Meloni ha pubblicato un comunicato stampa in cui sottolinea che la partecipazione dell’Avvocatura dello Stato risale al 2017, quando il governo di Paolo Gentiloni prese la decisione «politica» di farsi coinvolgere in questo processo.
La nota sottolinea che il nuovo governo formato nell’ottobre 2022 «espressione diretta della volontà popolare» ha deciso di «rivalutare» la decisione originaria. «Ciò appare tanto più opportuno alla luce delle assoluzioni che prima la Corte d’Appello di Milano con una sentenza del luglio 2014, divenuta irrevocabile, e poi il Tribunale di Roma con una sentenza del novembre 2022 hanno pronunciato a favore del senatore Berlusconi in segmenti di questo stesso caso», si sostiene.
L’annuncio della Meloni coincide con i buoni risultati ottenuti questa domenica dai partiti che sostengono la Meloni al governo, tra cui Forza Italia, il partito guidato da Berlusconi, nelle elezioni regionali in Lazio e Lombardia.
Il caso «Ruby» prende il nome dallo pseudonimo usato dalla ballerina Karima el Mahroug, che secondo i pubblici ministeri aveva 17 anni quando si recava a queste feste e faceva sesso con Berlusconi in cambio di denaro e altri favori. Il processo ha portato a tre processi paralleli, due dei quali si sono conclusi con l’assoluzione del miliardario.

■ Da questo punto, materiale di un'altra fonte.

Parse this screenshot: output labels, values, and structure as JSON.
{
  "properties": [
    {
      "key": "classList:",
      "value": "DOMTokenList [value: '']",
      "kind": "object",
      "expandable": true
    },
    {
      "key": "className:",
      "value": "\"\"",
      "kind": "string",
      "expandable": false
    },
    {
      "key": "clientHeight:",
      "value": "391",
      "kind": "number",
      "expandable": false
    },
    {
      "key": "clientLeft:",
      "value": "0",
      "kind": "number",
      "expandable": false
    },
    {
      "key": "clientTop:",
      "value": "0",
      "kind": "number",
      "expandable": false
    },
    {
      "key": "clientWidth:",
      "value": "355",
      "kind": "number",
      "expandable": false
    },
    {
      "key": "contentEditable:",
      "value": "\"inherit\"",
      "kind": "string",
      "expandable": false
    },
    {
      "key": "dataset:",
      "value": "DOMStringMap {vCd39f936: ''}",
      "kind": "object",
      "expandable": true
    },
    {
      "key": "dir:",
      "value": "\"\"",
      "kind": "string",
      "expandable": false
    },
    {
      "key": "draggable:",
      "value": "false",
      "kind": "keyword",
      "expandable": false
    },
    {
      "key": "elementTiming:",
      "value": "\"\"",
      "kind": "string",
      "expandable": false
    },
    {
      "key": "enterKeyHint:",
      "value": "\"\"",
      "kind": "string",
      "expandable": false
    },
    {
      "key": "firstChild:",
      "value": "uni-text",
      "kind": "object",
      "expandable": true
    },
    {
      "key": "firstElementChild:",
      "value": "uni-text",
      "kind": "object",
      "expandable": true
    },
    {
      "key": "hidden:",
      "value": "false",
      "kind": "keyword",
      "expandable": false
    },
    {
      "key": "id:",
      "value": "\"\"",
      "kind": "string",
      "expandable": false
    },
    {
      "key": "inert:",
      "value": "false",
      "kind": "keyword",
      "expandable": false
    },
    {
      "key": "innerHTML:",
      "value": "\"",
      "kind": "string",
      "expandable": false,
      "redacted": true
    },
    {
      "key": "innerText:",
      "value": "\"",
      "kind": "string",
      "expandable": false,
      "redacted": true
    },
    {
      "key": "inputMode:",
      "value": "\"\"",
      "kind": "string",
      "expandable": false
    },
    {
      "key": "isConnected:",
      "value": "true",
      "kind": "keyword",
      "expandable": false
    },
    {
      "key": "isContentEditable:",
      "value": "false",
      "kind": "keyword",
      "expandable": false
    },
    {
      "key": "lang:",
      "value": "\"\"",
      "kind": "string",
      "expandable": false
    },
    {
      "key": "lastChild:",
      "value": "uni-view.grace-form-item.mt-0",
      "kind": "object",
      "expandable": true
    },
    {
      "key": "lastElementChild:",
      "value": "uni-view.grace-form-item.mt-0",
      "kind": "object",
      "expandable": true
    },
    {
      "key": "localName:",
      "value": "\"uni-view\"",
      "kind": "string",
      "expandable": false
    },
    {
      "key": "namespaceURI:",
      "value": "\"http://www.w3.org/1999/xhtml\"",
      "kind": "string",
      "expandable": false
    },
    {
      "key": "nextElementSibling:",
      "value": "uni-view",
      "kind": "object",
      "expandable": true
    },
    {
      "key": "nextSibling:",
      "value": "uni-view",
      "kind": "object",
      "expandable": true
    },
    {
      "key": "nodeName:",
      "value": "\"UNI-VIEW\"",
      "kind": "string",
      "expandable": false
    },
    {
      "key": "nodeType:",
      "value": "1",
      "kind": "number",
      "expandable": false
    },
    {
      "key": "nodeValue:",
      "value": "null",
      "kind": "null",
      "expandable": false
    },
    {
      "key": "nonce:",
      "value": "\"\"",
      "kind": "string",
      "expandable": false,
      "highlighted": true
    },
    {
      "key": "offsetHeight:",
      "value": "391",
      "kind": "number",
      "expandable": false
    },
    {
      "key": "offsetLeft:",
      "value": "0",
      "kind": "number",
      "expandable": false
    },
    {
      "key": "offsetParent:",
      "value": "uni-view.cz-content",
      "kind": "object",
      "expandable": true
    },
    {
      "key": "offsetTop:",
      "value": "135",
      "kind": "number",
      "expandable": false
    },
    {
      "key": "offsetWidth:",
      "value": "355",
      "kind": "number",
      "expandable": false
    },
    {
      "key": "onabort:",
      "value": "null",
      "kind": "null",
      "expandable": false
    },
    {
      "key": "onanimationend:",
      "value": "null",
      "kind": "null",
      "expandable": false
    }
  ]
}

Il caso è stato aperto in seguito all’arresto di El Mahroug a Milano per una rapina avvenuta il 28 maggio 2010. L’allora Presidente del Consiglio Berlusconi sostenne che si trattava della nipote del Presidente egiziano Hosni Mubarak e ne dispose il rilascio. Pochi giorni dopo, è stata ricoverata in ospedale dopo una lite con la prostituta Michelle Conceicao e le è stato concesso lo status di testimone protetto.